原告主張の請求原因事実についてはすべて本件当事者間に争いがなく、右事実によれば原告の本訴請求は理由があるから、これを認容する。

〔編註〕 本件の事実関係は左のとおりである。

原告訴訟代理人は、主文同旨の判決を求め、その請求の原因として、

「原告は、昭和三二年一二月二日、特許庁に対し、名称を『ワイヤーロープ』とする発明(以下「本願発明」という。)について、昭和二八年(西暦一九五三年)一一月一八日にイギリス国においてした特許出願にもとづく優先権を主張して昭和二九年一〇月二九日出願された昭和二九年特許願第二三、四五三号の分割出願として、特許出願(昭和三二年特許願第二九、九〇一号)をしたが、昭和三四年七月四日拒絶査定を受けたので、これを不服として、同年一一月二六日抗告審判を請求(昭和三四年抗告審判第二、七三五号)したところ、昭和四二年五月一七日、「本件抗告審判の請求は成り立たない。」旨の審決があり、その審決書の謄本は、同年六月一七日、原告に送達された。(なお、右審決に対する訴提起の期間は、職権をもつて昭和四二年一〇月一七日まで延長された。)右審決の理由の要旨は、本願発明は昭和二九年特許出願公告第七、〇〇八号公報の記載内容と周知の事実とから当業者が容易に推考できる程度のものであるから旧特許法(大正一〇年法律第九六号)第一条の特許要件を具備しない、というものである。

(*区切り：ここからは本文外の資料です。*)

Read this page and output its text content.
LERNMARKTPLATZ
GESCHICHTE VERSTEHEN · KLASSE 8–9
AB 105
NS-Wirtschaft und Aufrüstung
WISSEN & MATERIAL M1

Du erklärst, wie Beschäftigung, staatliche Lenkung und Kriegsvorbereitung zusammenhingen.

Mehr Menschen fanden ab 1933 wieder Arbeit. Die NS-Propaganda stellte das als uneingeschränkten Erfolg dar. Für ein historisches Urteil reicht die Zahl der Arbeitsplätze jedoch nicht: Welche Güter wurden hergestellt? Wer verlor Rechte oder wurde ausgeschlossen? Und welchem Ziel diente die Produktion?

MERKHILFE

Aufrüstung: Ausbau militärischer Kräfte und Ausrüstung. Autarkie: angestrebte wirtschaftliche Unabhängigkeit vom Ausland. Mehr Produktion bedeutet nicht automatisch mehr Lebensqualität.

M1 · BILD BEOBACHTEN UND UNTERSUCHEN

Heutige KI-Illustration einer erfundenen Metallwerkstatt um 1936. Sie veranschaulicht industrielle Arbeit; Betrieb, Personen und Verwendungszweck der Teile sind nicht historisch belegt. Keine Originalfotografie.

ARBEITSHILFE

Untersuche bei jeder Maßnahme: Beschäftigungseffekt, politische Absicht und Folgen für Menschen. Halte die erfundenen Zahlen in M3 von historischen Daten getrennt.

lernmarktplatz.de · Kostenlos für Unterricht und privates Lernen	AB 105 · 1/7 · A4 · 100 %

しかしながら、右公報は、本件出願の優先権日昭和二八年一一月一八日よりも後である昭和二九年一〇月二七日に刊行されたものであるから、本件特許出願前に国内に頒布された刊行物とはいえず、したがつて、本願発明が右公報に記載されたところと周知の事実とから当業者が容易に推考できる程度のものであつても、これをもつて本願発明が同法第一条の特許要件を具備しないとすることはできないのであつて、右審決は違法であり、取り消さるべきものである。」

と述べた。

被告指定代理人は、「原告の請求を棄却する。訴訟費用は原告の負担とする。」との判決を求め、原告主張の請求原因事実をすべて認めた。